The Americas were a fresh and lucrative discovery, the end of the seven-century reconquista, which culminated in the expulsion of the Jews, was a mere four decades distant, and the Reformation was sweeping Europe.
Contemporary theologians and mystics focused on the importance of the eucharist, and sought to portray communion as “a great feast to which everyone was invited”, said Rodríguez, who teaches at the University of Seville.
His book, The Universal Banquet: Art and Food in Renaissance Seville, examines how food was used to strengthen Catholic identity, employed as an image of the abundant joys of the afterlife, and even deployed as a bridge between Europe and the Americas.
Pork, unsurprisingly, features three times among the 68 plates, but olive oil – a staple of Andalucía since Roman times – is curiously absent. Rodríguez’s theory is that it may have been left out on the orders of Baltasar del Río, a bishop who was instrumental in the arch’s creation. Despite making a name for himself in the church in both Rome and Seville, Del Río was from a family of conversos – Jewish converts to Catholicism – and his father was judged by the Inquisition at the end of the 15th century.
Mindful of his roots, the bishop may have chosen to exclude oil because it was used by Jews who, like Muslims – but unlike Catholics – did not fry their food in pig fat.
“Being a converso, Del Río would have had to be very careful about the foods that were represented in the arch. They all needed to be really Catholic,” said Rodríguez.

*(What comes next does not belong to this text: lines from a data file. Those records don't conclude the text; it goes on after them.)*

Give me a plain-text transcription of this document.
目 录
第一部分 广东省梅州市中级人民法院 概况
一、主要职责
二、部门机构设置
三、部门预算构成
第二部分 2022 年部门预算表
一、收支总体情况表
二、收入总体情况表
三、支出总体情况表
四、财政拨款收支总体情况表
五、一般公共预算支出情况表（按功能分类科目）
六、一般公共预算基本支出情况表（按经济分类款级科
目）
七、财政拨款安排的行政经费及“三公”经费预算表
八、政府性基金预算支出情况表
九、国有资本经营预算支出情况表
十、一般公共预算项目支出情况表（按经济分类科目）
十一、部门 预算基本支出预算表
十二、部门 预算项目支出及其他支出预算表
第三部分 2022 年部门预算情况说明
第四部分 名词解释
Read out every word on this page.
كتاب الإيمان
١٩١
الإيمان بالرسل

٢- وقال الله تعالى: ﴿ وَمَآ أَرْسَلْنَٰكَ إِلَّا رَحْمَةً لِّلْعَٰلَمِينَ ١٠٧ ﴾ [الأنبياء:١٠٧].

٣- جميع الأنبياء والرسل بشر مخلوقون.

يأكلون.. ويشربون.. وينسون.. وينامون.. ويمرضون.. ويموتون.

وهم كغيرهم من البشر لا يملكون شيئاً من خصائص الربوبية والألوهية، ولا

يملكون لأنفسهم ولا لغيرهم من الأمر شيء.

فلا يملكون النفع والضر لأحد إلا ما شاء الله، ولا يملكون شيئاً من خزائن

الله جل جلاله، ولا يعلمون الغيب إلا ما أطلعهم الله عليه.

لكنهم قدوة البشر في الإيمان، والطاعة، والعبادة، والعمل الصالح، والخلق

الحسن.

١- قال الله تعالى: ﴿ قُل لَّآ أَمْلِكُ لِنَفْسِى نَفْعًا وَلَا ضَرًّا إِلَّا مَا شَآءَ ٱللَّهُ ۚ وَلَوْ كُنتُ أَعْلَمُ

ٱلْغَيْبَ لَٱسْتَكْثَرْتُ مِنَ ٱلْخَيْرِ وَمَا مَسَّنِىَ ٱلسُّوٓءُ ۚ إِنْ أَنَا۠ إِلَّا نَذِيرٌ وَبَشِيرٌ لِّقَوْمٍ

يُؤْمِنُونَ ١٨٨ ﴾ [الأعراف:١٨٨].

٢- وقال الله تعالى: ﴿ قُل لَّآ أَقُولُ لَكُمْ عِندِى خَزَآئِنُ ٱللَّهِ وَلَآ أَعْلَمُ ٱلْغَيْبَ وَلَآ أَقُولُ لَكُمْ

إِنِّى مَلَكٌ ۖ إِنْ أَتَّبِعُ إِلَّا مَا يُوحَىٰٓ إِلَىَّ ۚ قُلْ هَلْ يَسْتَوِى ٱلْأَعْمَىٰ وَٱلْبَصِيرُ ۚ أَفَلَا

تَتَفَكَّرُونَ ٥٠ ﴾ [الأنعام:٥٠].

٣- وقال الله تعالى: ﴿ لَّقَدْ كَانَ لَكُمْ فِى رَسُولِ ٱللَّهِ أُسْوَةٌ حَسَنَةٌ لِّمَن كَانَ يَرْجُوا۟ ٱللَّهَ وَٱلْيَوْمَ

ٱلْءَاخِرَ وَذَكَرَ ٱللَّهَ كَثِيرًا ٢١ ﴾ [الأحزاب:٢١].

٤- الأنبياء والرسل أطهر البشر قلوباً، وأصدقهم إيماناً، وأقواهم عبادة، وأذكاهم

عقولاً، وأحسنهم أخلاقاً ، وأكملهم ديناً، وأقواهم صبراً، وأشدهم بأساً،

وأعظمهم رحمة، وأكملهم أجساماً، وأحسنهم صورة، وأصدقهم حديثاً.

“But there are some foods that have a Jewish influence, such as the aubergines. Aubergines came to Europe through Islam, and came to be prized by Muslims and Jews alike. I think the presence of aubergines shows how normalised they had become by then.”
The bread at the centre of the arch could also be a reference to Del Río’s decision to found a brotherhood to help feed Seville’s poor.
“There was a terrible famine in 1521 and he ordered cheap wheat to be bought so that the poor would be provided with bread when wheat prices rose. If you look at the middle of the arch, you can see the loaves of bread.”
The peppers, which Rodríguez had taken for strawberries until one of the botanists he consulted set him straight, are the only crop from the Americas.
“There aren’t more foods from there because it was still early days,” he said. “At that time, corn was mainly used as animal feed, and the potato hadn’t arrived in Spain because the conquest of Peru took place in the 1530s, so the ships from Peru were only beginning to arrive.”
The traffic, however, was not all one way. As Rodríguez points out, the Augustinian friars who followed the Dominicans and the Franciscans to the Americas built three churches in Mexico in the 1560s whose doorways were decorated with plates of food. The aim was to celebrate the eucharist and to help explain the importance of communion to a conquered people who were not familiar with bread and wine.
Rodríguez is delighted with the fruit of more than a decade’s research, and keen to stress that he owes a huge debt to the botanists, zoologists and other experts he consulted on his physical and intellectual travels.
“I couldn’t have written the book if it wasn’t for the decades of work by researchers who have helped us understand food in a cultural context,” he said.
“All I would have seen was a load of plates. When I started looking at the arch, I saw a window on to the 16th century, but I wasn’t quite sure what was on the other side.”